Johan Santana renewed championship aspirations in Flushing over the winter. After a mediocre debut at Shea against the Brewers three weeks ago, he was paraded with boo’s as he departed from the mound. I was in attendance for that game and I had to leave. Not in aggravation because the score of the game had gotten out of reach, but due to the fact that I could not tolerate being surrounded by absolute senselessness.


If Santana wasn’t dawning blue and orange, no fan at all would have a morsel of hope this season. Had he not been acquired, there would be reason to even be upset about losing a game, because they ultimately would not win anything this year without his services. A faithful fan would have remained quiet, or applauded and said get em’ next time.


Brian Schneider has been stellar behind the plate before inuring his thumb. He has batting over .300 for the majority of April all while handling the National Leagues best pitching staff in terms of earned run average. With each Schneider base hit follows the “Paul Lo Duca,” chants. Are you kidding me?

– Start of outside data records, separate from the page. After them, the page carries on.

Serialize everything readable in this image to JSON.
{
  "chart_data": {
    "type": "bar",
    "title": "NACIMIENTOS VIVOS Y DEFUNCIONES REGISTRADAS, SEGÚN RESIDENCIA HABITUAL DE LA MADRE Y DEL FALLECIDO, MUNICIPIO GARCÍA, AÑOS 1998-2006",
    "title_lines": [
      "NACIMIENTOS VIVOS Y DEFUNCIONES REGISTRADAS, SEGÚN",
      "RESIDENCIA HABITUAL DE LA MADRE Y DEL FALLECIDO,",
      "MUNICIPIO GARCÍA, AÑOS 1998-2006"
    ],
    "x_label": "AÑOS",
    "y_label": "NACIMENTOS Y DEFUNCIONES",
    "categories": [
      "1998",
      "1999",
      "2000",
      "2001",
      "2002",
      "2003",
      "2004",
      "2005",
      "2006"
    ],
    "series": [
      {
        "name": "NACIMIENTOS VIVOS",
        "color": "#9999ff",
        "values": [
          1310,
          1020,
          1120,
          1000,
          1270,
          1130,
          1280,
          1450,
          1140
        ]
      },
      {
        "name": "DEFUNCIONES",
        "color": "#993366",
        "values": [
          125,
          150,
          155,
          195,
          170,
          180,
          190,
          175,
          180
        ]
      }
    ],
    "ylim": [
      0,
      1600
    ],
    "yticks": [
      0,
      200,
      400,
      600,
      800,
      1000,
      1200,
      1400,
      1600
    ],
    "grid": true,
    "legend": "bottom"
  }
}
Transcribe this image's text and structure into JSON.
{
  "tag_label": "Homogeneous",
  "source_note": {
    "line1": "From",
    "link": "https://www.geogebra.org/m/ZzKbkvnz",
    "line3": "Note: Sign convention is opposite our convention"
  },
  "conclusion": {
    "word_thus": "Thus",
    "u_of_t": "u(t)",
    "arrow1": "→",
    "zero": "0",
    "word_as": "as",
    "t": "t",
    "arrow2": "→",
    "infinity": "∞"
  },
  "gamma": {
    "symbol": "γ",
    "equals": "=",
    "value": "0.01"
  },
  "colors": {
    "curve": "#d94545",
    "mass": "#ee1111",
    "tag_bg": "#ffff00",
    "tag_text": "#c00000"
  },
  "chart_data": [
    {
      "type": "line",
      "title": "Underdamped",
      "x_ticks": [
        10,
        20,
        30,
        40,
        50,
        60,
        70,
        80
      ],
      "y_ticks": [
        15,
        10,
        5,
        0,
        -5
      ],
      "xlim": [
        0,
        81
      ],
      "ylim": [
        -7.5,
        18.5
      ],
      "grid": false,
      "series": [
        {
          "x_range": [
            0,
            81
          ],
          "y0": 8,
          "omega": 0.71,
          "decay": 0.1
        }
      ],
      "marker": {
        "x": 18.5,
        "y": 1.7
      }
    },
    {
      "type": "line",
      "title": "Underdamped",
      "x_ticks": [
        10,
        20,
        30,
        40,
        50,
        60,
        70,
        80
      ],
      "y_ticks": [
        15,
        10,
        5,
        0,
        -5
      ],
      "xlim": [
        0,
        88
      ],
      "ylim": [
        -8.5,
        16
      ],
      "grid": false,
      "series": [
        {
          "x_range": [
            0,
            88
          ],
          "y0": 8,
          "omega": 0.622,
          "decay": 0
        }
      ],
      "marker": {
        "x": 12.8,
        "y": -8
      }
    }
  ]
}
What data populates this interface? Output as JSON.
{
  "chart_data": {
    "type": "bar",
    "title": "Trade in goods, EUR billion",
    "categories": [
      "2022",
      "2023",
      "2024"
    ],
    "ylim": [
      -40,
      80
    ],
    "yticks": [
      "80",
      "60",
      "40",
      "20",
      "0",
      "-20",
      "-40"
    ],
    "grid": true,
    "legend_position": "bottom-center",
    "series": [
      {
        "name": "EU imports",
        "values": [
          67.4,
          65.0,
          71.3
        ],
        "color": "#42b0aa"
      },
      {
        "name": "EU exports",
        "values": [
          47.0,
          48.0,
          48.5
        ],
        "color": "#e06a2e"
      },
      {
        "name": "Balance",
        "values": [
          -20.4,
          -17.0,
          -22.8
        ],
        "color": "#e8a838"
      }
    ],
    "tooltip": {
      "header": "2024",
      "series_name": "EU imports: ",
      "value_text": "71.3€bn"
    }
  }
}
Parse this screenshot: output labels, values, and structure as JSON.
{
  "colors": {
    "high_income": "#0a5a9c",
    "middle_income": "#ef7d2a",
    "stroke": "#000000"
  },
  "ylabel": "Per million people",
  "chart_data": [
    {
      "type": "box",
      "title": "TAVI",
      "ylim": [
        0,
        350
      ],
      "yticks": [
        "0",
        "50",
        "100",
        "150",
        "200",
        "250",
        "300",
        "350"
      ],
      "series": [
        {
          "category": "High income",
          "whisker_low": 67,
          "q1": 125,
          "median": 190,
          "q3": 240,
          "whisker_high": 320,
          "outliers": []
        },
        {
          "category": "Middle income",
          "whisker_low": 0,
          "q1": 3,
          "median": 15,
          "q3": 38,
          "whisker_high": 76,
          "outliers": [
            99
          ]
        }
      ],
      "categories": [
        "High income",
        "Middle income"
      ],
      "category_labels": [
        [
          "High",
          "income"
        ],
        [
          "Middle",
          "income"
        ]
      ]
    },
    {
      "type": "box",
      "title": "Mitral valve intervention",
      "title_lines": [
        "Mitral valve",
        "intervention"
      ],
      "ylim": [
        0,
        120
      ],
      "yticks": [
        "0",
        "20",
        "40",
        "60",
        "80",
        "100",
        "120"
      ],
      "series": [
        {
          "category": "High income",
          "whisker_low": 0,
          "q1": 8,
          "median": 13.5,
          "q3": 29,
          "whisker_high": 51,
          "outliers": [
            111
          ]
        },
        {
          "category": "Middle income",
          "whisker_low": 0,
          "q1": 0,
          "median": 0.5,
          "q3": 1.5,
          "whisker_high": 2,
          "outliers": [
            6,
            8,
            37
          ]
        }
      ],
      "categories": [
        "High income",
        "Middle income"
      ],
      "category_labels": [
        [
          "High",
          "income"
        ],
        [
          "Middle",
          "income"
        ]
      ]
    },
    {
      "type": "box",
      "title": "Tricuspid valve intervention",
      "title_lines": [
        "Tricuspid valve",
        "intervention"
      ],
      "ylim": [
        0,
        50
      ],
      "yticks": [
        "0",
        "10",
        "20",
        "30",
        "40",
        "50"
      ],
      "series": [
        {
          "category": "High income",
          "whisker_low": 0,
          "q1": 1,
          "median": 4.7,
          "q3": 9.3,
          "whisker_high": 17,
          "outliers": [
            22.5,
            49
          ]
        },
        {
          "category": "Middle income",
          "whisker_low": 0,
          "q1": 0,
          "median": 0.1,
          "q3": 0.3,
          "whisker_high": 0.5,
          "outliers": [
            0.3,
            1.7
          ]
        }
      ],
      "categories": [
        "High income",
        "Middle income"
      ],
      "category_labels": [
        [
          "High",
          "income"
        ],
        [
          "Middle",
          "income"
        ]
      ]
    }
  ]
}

To be brutally honest Paul Lo Duca sucks. He is a steroid abuser, and the emotional attachment to him is a bit overrated. He is awful defensively and his hitting has been on a steady decline.


Scott Schoeneweis is rained on with jeers every time Willie summons him from the bullpen. No matter what score may be, or what situation may present it self, the man has been booed ever since opening day introductions. He had a bad first half last season, but since has been quite reliable. He has pitched to an ERA of under 2.20 and has gotten some of the most intimidating lefties out in clutch situations, but the geniuses out at Shea insist on booing because of a bad three months in 2007.


I’m not going to say that I am this perfect fan who does no wrong while rooting for my team. Who doesn’t get pissed and want to throw the remote through the TV as if it were a blazing fastball? But the fact is you have to be wise when you pick your battles. Booing is fine, many times is fitting, but not when the individual you are booing is performing at a high level. Perhaps the only people deserving of being taunted and booed are the foolish fans, or so they claim to be.